After Brown, Denison became preacher at the First Baptist Church in Westerly, Rhode Island, and married Amey Randall Manton in 1848. During this period, he earned an A.M. degree from Brown (1850) and became the father of a daughter, Frederica. Four years later, he moved from Westerly to Norwich, Connecticut; in 1859 he moved on to pastor a church in Central Falls, Rhode Island, where he remained until 1861.
A man of strong opinions on the slavery question, Rev. Denison was among the first to enlist when the Civil War erupted. He served during the war as Chaplain to the First Rhode Island Cavalry, and later the Rhode Island Heavy Artillery. The author of two books at the time of his enlistment, Denison put his literary gifts to good use during the war. His wartime experiences took him to South Carolina, Georgia and Florida, and he wrote long, eloquent letters to the newspapers in Rhode Island as well as several narratives of his battlefield experiences.
Following the end of the war, Denison resumed pastoring, and served Baptist congregations in Westerly, New Haven (Connecticut), Woonsocket (Rhode Island) and Providence, where he would remain for the rest of his life. He also continued to write, publishing histories of the two Army units with which he had served as well as sermons, poetry, hymns, newspaper articles, memorial addresses, tracts on Baptist history, and several works of antiquarian local interest.
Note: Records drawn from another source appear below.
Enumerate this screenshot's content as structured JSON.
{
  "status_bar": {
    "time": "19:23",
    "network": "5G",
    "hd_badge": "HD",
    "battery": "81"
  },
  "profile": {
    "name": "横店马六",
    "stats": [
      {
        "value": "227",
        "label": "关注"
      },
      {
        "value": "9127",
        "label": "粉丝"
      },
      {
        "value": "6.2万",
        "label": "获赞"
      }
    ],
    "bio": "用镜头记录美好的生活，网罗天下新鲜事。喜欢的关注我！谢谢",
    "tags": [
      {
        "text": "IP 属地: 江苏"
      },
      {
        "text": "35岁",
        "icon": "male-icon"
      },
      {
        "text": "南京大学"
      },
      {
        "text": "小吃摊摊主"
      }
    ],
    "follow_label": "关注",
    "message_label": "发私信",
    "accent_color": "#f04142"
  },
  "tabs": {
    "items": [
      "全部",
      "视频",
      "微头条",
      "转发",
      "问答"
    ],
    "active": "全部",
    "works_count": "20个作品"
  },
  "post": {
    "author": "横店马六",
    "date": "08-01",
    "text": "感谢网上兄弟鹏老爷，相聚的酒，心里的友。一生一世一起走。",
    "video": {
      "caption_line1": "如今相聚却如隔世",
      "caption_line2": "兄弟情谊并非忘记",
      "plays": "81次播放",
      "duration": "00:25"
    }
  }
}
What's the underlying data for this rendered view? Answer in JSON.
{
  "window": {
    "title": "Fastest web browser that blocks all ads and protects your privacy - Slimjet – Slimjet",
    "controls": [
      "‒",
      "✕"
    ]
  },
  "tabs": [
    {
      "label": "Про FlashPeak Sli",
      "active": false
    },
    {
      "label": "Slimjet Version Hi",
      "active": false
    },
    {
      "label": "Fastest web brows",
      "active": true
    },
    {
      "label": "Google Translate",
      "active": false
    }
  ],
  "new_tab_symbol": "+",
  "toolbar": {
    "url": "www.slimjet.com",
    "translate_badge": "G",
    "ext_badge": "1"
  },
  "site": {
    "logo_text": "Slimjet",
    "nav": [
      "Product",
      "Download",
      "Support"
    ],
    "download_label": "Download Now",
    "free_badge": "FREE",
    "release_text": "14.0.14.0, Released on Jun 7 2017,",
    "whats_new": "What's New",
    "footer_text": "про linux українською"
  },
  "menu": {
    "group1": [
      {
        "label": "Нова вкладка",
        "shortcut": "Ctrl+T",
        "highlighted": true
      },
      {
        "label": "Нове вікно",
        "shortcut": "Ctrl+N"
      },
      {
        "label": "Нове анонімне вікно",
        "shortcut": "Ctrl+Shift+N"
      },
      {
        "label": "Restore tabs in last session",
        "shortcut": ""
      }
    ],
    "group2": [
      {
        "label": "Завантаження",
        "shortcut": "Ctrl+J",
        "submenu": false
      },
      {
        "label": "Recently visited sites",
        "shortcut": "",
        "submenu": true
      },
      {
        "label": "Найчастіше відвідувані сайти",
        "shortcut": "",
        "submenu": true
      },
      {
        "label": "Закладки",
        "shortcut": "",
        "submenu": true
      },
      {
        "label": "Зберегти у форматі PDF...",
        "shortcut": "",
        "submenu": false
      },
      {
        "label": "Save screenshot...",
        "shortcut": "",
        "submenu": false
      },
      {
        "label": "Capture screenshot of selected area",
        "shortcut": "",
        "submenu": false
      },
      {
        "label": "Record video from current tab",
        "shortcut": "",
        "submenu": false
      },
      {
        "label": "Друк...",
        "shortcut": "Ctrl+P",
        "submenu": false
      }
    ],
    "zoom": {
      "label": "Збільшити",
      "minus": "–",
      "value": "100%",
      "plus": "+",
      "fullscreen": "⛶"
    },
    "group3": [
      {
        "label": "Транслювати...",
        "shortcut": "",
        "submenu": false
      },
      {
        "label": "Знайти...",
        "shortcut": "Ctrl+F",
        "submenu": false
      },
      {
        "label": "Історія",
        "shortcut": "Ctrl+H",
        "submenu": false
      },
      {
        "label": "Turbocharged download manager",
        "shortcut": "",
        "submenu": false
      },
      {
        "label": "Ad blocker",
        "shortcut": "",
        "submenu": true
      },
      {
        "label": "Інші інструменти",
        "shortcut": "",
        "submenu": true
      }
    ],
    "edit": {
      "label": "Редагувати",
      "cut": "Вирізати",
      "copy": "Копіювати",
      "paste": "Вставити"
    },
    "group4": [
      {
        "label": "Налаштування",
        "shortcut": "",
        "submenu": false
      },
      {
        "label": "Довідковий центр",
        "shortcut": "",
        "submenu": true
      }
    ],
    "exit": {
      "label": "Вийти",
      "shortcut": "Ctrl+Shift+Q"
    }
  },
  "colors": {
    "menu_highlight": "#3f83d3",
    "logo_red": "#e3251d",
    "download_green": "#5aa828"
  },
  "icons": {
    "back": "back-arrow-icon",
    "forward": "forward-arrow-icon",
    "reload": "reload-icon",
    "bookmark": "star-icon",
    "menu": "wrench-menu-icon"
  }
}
He belonged to the G.A.R. and many historical organizations and was, for a time, the official poet of the R.I. Society of the Sons of the American Revolution.
At his death, in 1901, one obituary noted,
"He was a good and useful man, firm in his principles, indefatigable in toil …. He reverently found God's work in nature and in history and, obedient to God's voice in his own soul, he enjoyed the work of seeking to lead other men to the same…. He was benevolent and kind and died revered and beloved."